En la segunda parte, titulada Camino de Malden, el poeta, ya investido con un pomposo título de Laureado, se muestra como el gran imbécil que es y abandona Londres camino de su sueño de gloria, pero enseguida el lector descubre lo incapaz que es no sólo de escribir una gran epopeya, sino de entender lo que le rodea, apareciendo nuevamente su antiguo tutor, que intercala el relato de sus aventuras. Las partes en las que el lector se perderá en más de una ocasión y que a menudo resultan fatigosas son aquellas relativas a las intrigas históricas que justifican ciertos movimientos de los personajes. Las explicaciones son en ocasiones prolijas y enrevesadas. En el trasiego de falsas identidades, usurpaciones de personalidad, traiciones y embrollos políticos de la iglesia católica y anglicana en las colonias, lo mejor son los relatos que se van intercalando por los distintos actores de la trama, cuya justificación a menudo el lector no va a entender. Ahí es donde el autor se podía haber ahorrado unas cuantas páginas, que le habría ahorrado al lector. Pasa con todos los libros muy largos. Si le pasa a Moby Dick y le pasa a La Montaña Mágica…

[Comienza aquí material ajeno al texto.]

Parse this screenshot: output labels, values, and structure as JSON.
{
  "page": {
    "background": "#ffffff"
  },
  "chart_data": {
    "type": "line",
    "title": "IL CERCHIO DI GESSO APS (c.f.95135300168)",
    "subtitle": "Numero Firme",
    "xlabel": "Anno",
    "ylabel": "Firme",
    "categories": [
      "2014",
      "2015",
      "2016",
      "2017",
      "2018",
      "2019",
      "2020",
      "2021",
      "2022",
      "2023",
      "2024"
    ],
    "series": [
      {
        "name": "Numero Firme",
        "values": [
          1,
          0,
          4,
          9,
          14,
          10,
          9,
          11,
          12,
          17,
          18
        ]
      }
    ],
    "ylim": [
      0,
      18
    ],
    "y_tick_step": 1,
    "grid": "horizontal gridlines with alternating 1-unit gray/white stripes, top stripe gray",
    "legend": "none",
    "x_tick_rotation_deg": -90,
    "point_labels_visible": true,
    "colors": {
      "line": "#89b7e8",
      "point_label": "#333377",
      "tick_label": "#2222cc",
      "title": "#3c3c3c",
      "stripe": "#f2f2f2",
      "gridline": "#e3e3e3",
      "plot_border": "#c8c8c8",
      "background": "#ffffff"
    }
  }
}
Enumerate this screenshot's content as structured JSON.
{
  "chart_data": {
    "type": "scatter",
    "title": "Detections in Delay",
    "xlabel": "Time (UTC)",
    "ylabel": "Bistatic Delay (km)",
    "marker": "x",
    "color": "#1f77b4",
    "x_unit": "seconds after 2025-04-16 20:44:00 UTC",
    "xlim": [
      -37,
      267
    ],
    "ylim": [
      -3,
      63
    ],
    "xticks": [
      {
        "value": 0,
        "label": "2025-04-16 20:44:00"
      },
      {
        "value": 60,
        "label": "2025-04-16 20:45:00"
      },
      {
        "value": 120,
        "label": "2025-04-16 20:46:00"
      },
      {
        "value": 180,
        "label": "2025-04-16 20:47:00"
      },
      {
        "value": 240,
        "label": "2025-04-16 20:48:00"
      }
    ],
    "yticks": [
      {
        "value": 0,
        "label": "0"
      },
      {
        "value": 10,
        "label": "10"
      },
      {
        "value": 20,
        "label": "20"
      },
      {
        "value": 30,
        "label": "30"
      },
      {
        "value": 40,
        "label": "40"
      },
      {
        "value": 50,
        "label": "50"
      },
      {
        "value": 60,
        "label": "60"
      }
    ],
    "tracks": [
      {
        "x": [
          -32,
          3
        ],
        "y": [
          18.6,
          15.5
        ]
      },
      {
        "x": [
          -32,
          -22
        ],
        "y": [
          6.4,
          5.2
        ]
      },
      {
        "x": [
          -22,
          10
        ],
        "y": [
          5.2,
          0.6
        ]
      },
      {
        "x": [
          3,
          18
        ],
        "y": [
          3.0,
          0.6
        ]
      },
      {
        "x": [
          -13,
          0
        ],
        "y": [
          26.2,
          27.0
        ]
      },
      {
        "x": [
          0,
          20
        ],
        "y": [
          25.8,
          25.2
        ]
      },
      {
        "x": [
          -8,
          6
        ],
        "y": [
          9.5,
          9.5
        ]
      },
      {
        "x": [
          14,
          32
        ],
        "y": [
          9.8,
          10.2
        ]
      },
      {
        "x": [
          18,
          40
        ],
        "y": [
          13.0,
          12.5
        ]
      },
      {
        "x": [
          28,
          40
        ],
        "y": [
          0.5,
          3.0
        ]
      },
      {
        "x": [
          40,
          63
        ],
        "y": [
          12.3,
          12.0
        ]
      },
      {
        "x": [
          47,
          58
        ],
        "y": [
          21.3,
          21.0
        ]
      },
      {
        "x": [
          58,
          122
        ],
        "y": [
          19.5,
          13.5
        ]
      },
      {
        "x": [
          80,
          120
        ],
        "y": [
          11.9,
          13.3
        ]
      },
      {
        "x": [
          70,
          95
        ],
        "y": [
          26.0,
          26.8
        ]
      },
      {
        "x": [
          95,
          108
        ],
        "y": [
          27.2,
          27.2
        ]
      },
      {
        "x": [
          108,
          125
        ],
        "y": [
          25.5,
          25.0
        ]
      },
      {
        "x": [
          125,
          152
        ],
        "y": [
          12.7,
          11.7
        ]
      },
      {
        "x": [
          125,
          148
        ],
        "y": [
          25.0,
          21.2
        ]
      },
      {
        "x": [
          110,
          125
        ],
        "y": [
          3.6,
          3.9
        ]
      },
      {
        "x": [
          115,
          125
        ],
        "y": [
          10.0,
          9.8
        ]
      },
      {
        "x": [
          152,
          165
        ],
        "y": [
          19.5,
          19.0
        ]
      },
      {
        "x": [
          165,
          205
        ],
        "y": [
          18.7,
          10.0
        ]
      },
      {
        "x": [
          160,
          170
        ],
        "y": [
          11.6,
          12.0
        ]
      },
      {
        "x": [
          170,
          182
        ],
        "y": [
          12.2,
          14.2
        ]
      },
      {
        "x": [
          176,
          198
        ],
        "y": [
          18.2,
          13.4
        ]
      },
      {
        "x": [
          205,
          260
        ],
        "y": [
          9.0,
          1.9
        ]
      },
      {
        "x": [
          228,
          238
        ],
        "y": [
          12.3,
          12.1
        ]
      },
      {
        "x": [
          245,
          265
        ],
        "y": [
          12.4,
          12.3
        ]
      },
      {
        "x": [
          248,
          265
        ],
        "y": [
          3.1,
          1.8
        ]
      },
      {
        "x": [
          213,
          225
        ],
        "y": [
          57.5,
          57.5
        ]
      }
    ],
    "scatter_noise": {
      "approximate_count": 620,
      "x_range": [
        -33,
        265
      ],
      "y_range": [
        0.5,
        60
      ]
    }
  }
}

Ebenezer, El Laureado, tiene dos obsesiones que componen su esencia de loco divertido: escribir La Marylandíada, epopeya de un paraíso perdido, que acabará regalando, por la propia incompetencia y necedad, a unos malhechores y mantener a toda costa su virginidad. Las putas, lo escatológico, el refranero de la sabiduría popular, la picaresca de los criados, los cornudos, son quizás los elementos más vivos, más divertidos, en contraposición con el ridículo ideal de inocencia que el poeta quiere salvaguardar en todo momento. Así, la obscenidad de la vida se acabará imponiendo no sólo al ideal literario, y lo que iba a ser una epopeya, acabará en obra satírica, después del conocimiento real del mundo, sino también al ideal vital, y el poeta contraerá una enfermedad venérea cuando finalmente se entregue al amor físico en el cuerpo de una amante desfigurada.

La tercera parte, titulada Malden ganado, suma a los piratas la aparición de los indios, la continuación de la
historia erótica entre Pocahontas y John Smith, en un diario secreto que aparecerá a lo largo de toda la novela, y lo más importante de todo, entre muchas historias entreveradas, se concluirá el proceso de maduración del ingenuo poeta, después de tantísimas aventuras, desgracias, salvaciones in extremis, etc: “¡ A estas alturas mi inocencia es una cuestión de rigor técnico!, dice en la página 1095.

Esto podemos leer en la página 1099: “lo cual, dijo, venía a corroborar la afirmación hecha por Ebenezer de que la vida es un dramaturgo desvergonzado”. Y es que de unos inicios más o menos realistas, con tonos picarescos y burlones, la historia, transita por espacios que se alejan cada vez más de lo puramente verosímil en tono realista para adentrarse en los territorios de aventuras míticas como las que llevaron a cabo otros personajes legendarios como Odiseo, Don Quijote, Simbad el Marino y otros tantos. Acabaremos en espacios cerrados propios de las novelas de detectives y de juicios y saltaremos hacia conclusiones existencialistas.

El plantador de tabaco es una novela compleja, irritante y divertida que merece la oportunidad del esfuerzo lector. Me temo que Mal-herido al tiempo que tenía algo de razón al considerar que las novelas escritas desde un tiempo, desde un siglo, no deberían renunciar a ese siglo, a ese tiempo, en su forma estilística de construir el relato, no se leyó las 1176 páginas.